The pope concluded by asking Christians to examine their ability to sympathize and suffer with others.
EXTRACTS OF POPE'S HOMILY IN ENGLISH
“Compassion is a sentiment that gets involved, it is a sentiment of the heart, of the viscera, it involves the whole person. It’s not the same as “pain,” or of [saying] “How sad, poor people!”: No, it’s not the same. Compassion gets involved. It is “suffering with.” This is compassion. The Lord is involved in the lives of a widow, of an orphan. “But say there” [people might say]… You have a whole crowd here, why don’t you talk to the crowd? Leave them… Life is like that… Those are tragedies that just happen…” No. For Him, that widow and that dead orphan were more important than the crowds He was speaking to and that were following Him. The Lord, with His compassion, was involved in this case. He had compassion.”
“Drawing near is touching the reality. Touching. Not looking at it from a distance. He had compassion—the first word. He drew near—the second word. Then He performs the miracle. Jesus does not say, ‘So long, I’m continuing on my way.’ No. He takes the child, and what does it say? ‘He restored him to his mother.’ To restore: the third word. Jesus performs miracles to restore, to return people to their proper place. And that is what He did with the redemption. He had compassion—God had compassion—He drew near to us in His Son, and He restored all of us to the dignity of children of God. He has re-created all of us.”
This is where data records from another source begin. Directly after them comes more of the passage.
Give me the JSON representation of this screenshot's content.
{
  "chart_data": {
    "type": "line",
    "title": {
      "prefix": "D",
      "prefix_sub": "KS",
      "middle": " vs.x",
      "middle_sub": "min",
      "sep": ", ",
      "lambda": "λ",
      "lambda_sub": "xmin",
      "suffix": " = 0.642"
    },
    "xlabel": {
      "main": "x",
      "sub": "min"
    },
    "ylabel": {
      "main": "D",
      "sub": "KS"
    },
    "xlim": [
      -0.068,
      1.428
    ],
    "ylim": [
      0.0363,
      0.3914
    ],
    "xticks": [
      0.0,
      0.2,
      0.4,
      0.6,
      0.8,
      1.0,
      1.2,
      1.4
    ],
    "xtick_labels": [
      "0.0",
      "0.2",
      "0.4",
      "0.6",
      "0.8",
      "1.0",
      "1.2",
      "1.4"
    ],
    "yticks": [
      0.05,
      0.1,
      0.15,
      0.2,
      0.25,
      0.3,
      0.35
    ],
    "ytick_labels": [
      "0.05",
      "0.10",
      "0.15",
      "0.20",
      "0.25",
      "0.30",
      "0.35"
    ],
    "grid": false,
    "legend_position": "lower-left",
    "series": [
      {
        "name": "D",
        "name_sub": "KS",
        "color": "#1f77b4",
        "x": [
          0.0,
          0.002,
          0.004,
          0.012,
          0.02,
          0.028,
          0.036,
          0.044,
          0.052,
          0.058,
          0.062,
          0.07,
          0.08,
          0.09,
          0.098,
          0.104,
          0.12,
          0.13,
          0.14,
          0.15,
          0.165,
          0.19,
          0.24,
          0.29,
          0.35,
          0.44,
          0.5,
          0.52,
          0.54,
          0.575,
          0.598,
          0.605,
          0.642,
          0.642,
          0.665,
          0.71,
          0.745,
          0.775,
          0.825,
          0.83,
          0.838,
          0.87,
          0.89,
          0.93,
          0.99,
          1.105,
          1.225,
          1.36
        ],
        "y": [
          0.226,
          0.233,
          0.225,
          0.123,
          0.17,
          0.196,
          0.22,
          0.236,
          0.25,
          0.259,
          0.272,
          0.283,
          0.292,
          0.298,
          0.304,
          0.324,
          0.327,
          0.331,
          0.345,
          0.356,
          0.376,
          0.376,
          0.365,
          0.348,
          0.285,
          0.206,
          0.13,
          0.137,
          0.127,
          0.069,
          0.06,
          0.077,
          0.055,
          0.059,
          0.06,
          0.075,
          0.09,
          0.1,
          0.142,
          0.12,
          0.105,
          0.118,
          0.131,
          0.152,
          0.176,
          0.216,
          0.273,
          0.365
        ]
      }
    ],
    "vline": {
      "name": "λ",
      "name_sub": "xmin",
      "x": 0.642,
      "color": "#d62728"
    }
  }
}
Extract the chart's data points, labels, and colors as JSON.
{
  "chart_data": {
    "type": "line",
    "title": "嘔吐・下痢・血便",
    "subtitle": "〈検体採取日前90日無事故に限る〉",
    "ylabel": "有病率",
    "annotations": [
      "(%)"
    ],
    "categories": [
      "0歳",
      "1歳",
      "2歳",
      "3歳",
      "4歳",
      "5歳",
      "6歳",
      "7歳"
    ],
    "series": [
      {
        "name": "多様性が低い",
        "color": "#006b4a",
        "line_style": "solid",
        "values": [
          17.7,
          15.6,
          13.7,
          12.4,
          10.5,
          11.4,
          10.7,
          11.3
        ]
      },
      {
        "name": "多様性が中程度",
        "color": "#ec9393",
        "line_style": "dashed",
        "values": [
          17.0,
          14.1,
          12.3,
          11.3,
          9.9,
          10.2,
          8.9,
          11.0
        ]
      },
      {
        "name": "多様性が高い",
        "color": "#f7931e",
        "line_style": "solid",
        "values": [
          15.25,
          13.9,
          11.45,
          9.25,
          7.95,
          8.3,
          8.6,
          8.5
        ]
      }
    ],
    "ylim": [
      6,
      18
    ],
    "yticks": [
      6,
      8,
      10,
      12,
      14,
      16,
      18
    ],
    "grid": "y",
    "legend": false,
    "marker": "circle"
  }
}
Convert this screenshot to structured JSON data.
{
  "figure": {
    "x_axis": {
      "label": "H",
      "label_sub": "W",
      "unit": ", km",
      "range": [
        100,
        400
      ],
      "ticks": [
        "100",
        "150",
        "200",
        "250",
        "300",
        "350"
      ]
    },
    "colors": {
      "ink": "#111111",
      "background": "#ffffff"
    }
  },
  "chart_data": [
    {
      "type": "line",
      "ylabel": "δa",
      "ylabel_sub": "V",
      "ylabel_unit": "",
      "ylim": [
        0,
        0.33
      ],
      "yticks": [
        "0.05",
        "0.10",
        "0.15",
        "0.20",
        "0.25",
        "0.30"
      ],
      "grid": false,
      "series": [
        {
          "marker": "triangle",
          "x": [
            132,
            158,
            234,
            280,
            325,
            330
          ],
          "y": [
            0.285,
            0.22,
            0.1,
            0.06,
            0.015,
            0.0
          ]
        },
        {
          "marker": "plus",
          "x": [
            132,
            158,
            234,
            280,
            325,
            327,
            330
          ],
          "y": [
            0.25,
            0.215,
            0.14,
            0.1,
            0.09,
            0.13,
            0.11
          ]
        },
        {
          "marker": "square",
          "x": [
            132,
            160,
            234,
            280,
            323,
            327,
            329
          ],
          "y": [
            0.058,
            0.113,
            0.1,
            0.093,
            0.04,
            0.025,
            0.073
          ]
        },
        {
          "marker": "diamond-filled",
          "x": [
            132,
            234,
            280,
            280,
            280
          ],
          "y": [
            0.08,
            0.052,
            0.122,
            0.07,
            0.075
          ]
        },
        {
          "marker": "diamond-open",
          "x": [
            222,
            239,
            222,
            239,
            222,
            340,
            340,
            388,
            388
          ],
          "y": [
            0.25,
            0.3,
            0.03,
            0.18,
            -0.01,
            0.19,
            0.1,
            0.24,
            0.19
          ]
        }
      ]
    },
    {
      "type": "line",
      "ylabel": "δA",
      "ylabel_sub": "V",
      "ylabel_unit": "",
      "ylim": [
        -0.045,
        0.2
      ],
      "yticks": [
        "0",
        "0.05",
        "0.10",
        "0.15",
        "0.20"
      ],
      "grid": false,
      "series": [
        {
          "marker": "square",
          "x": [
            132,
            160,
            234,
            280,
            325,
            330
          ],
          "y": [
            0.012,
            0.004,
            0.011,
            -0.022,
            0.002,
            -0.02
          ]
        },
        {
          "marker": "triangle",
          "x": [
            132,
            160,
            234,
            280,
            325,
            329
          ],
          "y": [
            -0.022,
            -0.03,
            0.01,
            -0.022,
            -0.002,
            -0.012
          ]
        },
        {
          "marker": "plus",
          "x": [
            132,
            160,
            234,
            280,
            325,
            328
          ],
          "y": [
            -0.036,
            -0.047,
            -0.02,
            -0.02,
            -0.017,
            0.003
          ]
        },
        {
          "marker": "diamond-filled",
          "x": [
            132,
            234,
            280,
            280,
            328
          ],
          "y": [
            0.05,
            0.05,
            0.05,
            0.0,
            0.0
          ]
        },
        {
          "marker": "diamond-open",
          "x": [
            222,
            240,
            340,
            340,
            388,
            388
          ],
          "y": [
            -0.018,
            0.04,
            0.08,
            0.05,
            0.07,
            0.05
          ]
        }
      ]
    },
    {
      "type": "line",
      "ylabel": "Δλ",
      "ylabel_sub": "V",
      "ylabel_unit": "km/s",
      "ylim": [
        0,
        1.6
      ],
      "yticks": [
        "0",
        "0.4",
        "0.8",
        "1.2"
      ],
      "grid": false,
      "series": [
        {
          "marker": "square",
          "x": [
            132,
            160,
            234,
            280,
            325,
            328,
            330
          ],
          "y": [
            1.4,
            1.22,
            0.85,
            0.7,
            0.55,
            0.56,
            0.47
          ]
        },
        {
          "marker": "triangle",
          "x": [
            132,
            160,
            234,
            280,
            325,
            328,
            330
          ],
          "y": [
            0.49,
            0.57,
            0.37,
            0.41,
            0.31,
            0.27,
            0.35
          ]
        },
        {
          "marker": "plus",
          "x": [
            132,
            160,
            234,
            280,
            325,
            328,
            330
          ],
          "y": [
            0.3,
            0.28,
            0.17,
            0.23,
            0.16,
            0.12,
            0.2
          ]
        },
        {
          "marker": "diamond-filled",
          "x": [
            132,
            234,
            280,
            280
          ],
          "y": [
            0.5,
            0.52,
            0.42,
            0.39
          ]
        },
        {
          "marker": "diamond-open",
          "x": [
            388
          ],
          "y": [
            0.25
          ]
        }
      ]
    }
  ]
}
“So often we see the news on TV, or the cover of the paper, the tragedies… ‘But look, in that country the children don’t have enough to eat; in that country the children are forced to be soldiers; in that country women are enslaved; in that country… Oh, what a calamity! Poor people…’ Many pages are written in the novel, in the TV shows that come after. And this is not Christian. And the question I ask now, looking at everyone, including myself, is, ‘Am I able to have compassion? To pray? When I see these things, that they bring to me at home, through the media… am I moved in the depths of my being? Does my heart suffer with those people; or do I feel pain, do I say, “Poor people,” and the like?’ And if you can’t have compassion, ask for the grace: ‘Lord, give me the grace of compassion.”